The even worse news is that the IMF is saying that “Given elevated inflation pressures in many countries, including the UK, we do not recommend large and untargeted fiscal packages at this juncture. It is important that fiscal policy does not work at cross purposes to monetary policy.” So, the *structural* high energy prices we face for years everywhere should be digested raw? I am sure that will play well with social stability.

‘Anarchy in the UK’ is not just reflecting its febrile politics –as rumours start of letters of no confidence in PM Truss being written by Tory MPs(!)– but of Fed tightening. On that front, yesterday saw more bad news (for you, and you, and you) with more consistent Fed messaging that US rates are going to go higher and stay higher.

Nobody watching crumbling asset markets, who works in said markets, can believe the Fed wants this to happen.

Well, never-to-be-ignored Harald Malmgren just tweeted: “My personal network warns me “Fed leadership” cannot say what it wants: hard landing to reduce asset value bubbles and bring back long forgotten mark to market ideas.” In other words, to undo the entire post-2008 (and post-1987) system of ‘central banks are there to save us from ourselves’ and restore genuine markets, presumably with much more of a focus on physical than financial assets.

As noted, many won’t believe that: but as they say, it’s hard to get someone to believe something when their income depends on them not believing it. But when you have Treasury Secretary Yellen stating she thinks financial markets are functioning well, are not seeing disorderly conditions, and are merely seeing the by-product of fighting inflation, then either she is on the same page as Malmgren, or the IMF need to give her advice too. Neither of which is good news.

But here’s the truly bad news. So bad in fact that few grasp it. The mess in the UK is a warning that there are now no good policy options. Rate hikes are a disaster. Rate cuts are a joke. Fiscal tightening is frightening. Fiscal loosening is loser-ing. Looser fiscal policy and tighter monetary policy is madness. Tighter fiscal policy and looser monetary policy is Einstein’s definition of insanity. Tighter fiscal and monetary policy repeats Brüning from Weimar Germany.

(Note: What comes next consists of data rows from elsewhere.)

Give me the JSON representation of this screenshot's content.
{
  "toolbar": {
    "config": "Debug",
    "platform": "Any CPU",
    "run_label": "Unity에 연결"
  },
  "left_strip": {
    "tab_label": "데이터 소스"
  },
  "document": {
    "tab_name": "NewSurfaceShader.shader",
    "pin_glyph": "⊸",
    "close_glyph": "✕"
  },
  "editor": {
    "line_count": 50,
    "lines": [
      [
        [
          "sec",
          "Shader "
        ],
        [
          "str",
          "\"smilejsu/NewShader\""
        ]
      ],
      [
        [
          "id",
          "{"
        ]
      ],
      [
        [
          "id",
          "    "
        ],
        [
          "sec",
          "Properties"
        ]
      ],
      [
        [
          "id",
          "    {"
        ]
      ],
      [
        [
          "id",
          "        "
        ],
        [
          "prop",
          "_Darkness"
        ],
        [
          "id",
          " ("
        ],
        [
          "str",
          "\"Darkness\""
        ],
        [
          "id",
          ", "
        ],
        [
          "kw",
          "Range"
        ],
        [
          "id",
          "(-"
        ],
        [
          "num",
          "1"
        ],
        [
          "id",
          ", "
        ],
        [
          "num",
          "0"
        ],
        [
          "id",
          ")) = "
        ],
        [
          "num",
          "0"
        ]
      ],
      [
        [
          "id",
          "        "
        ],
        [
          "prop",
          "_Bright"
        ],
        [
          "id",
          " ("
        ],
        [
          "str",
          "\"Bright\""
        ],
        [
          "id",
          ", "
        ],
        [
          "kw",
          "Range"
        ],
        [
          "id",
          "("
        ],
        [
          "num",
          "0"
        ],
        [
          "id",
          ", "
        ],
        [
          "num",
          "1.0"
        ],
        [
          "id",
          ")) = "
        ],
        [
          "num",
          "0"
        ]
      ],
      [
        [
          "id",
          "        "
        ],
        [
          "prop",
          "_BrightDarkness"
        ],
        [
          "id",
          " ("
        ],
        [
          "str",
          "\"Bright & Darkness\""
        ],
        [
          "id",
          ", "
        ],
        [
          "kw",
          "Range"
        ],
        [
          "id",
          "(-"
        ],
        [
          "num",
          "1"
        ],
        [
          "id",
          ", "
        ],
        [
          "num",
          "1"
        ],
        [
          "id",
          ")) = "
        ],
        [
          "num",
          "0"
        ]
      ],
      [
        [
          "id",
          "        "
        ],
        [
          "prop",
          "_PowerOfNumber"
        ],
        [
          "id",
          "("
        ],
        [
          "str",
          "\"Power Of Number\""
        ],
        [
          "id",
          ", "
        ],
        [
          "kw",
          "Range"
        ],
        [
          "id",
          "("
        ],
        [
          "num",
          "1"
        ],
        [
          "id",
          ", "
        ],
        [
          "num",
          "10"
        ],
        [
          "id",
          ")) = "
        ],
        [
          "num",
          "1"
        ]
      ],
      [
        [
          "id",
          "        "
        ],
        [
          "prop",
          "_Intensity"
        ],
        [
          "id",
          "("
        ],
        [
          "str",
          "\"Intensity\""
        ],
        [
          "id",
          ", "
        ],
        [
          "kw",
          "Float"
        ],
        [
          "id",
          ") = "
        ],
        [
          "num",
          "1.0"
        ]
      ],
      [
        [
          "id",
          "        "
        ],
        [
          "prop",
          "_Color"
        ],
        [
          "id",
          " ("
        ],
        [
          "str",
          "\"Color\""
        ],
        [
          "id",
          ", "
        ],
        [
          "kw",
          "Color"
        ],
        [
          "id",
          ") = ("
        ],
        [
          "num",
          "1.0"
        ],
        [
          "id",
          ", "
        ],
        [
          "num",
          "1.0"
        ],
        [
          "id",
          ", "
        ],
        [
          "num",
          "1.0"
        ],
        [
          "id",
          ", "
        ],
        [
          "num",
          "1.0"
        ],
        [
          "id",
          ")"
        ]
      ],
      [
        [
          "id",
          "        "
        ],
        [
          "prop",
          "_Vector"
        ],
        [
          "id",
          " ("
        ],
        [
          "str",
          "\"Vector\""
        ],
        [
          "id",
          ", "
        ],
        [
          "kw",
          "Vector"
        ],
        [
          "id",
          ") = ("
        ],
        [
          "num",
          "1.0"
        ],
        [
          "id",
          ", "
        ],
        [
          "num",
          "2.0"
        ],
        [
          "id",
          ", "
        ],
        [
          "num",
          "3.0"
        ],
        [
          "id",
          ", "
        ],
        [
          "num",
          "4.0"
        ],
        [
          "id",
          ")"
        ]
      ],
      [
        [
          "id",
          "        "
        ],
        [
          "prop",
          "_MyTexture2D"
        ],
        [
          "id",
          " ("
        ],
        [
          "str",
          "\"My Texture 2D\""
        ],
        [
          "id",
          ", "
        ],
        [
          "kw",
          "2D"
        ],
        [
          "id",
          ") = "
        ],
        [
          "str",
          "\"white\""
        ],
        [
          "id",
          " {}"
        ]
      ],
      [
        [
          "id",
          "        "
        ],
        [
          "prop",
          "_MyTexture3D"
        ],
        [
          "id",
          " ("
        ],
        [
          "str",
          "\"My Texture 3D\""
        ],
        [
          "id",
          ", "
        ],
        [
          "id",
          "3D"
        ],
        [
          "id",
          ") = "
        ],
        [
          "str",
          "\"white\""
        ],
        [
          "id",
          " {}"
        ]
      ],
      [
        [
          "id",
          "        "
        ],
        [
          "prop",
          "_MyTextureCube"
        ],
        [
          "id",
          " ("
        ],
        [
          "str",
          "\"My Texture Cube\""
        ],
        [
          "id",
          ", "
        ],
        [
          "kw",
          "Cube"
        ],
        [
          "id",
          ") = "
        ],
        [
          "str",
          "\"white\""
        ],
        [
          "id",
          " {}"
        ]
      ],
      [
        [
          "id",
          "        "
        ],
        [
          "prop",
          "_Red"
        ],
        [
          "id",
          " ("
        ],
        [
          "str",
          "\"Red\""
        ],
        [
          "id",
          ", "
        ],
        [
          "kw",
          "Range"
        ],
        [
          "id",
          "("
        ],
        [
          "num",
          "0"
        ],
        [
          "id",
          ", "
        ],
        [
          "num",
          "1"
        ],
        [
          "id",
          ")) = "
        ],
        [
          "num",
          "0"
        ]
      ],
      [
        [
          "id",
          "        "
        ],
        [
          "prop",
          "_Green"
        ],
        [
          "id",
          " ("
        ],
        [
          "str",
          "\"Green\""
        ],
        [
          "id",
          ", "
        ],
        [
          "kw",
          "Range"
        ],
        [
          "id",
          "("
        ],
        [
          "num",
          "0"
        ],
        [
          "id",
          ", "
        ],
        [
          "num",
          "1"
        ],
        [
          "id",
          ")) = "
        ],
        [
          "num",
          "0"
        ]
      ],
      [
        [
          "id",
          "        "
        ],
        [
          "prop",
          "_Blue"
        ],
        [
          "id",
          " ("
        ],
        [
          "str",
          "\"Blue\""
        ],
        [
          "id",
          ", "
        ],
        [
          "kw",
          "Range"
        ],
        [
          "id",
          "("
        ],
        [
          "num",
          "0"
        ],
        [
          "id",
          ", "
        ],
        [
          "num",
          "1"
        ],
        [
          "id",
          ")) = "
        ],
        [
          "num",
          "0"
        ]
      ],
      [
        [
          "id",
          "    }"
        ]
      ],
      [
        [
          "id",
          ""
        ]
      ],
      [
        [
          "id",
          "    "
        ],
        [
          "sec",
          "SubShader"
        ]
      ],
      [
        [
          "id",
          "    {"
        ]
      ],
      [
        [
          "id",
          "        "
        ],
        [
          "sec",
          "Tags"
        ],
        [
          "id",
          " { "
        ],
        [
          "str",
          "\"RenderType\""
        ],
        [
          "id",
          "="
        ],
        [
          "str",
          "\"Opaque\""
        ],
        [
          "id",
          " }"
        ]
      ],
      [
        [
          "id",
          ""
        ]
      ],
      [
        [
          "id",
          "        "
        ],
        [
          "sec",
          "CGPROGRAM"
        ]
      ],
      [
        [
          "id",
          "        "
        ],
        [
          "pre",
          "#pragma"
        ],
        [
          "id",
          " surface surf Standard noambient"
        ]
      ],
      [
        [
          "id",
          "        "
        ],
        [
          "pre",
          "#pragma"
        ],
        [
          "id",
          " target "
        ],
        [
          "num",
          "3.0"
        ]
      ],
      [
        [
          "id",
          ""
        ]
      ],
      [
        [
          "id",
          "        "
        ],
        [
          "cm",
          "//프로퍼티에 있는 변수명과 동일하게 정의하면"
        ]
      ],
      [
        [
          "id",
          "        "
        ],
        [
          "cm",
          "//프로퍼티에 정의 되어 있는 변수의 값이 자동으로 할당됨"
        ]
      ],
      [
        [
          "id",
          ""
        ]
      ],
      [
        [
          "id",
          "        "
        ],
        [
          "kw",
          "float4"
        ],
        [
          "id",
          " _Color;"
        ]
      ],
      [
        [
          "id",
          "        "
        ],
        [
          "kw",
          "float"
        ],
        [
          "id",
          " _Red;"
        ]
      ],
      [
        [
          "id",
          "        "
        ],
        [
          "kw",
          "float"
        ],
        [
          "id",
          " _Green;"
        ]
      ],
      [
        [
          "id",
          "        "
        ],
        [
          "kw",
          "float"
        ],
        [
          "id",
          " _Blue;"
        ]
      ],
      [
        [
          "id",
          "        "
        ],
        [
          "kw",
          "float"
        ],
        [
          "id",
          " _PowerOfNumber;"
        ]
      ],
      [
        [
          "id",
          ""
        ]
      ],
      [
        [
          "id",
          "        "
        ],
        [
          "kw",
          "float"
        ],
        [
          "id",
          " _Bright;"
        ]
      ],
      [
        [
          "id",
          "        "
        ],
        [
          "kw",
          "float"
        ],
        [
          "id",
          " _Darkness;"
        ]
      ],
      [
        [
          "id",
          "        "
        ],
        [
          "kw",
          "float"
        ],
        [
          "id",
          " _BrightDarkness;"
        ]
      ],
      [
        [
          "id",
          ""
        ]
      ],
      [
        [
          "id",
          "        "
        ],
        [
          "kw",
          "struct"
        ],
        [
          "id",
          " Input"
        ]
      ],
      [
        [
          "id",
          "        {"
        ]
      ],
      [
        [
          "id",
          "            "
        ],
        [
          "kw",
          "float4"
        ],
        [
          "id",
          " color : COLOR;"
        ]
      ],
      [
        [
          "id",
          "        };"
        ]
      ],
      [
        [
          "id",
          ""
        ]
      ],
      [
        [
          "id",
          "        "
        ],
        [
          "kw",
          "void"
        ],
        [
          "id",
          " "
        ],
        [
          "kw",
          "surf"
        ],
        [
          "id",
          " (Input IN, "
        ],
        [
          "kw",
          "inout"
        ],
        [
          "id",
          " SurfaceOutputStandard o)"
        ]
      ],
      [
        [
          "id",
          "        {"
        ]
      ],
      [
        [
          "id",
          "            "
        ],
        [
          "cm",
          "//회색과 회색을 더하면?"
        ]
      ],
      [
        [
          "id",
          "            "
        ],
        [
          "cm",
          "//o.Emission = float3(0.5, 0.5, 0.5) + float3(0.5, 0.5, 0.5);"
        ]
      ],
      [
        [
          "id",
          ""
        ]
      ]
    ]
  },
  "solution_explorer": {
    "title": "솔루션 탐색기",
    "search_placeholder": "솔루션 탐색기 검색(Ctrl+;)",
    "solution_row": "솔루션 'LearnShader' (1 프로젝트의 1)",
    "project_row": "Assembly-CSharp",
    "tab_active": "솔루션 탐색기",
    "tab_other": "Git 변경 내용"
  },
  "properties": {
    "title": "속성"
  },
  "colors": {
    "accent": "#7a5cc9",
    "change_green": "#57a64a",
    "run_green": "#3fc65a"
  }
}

Looser fiscal and monetary policy repeats Venezuela.

As I have written here many times, logically the only thing that might have worked was tighter monetary policy and looser fiscal policy into the supply side via MMT. But now it seems even the UK can’t be trusted by markets to do it; at least not unless it runs a trade surplus to prop up its currency, and perhaps sees capital controls. Yet the UK is not set up to export, but import, and the one thriving part of its economy is based on channelling and churning global capital flows – just not into its own industrial base. (And as a side note, the Indian government reportedly won’t waive capital gains taxes on its bonds in order to be included in benchmark global indices, because it is concerned foreign inflows will increase the volatility of local markets.)  

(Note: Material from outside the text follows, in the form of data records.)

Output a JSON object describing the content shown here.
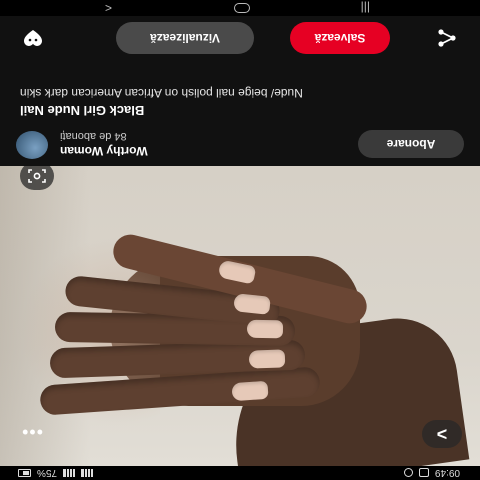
{
  "status_bar": {
    "time": "09:49",
    "battery": "75%",
    "icons": [
      "alarm-icon",
      "notification-icon",
      "signal-icon",
      "wifi-icon",
      "battery-icon"
    ]
  },
  "navigation": {
    "recents": "|||",
    "back": "<"
  },
  "image": {
    "next_label": ">",
    "more_label": "•••",
    "lens_icon": "visual-search-icon"
  },
  "creator": {
    "name": "Worthy Woman",
    "followers": "84 de abonați",
    "follow_label": "Abonare"
  },
  "pin": {
    "title": "Black Girl Nude Nail",
    "description": "Nude/ beige nail polish on African American dark skin"
  },
  "actions": {
    "visit_label": "Vizualizează",
    "save_label": "Salvează",
    "save_color": "#e60023",
    "react_icon": "reaction-icon",
    "share_icon": "share-icon"
  }
}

If the MMT route is not something markets will now swallow then, as we argued years ago, only a tiny number of countries can hope to follow such a policy path: those with large trade surpluses and not overly-large fiscal deficits; and the US, because of the global role of the (soaring) dollar.

The bad news to Cryptonites, gold bugs, Gaullists, leftists, “strategic autonomists”, and the New World Order is that the US *can* still print money into the supply side, not demand side, and boom, while everyone else crashes. If they do that and raise rates, all the more so; and they then get to pick who they save with Fed swap-lines, and create new US-centred supply-chains to cement their role even more deeply.

Or the worst news is that if the US can’t or won’t, then we are back to red-in-tooth-and-claw zero-sum global mercantilism as the only route to national, not international, salvation. (For those who know, think ‘Warriors of Genghis Khan’.) That is what the entire global system always was: the post-1945 US-centered paradigm we all take for granted, but have to accept monetary policy tightening cycles within, is the exception.

You can heed this message, shoot the messenger, or ignore him to focus on (larger and larger!) day-to-day swings in any market of your choice: the big picture won’t change regardless.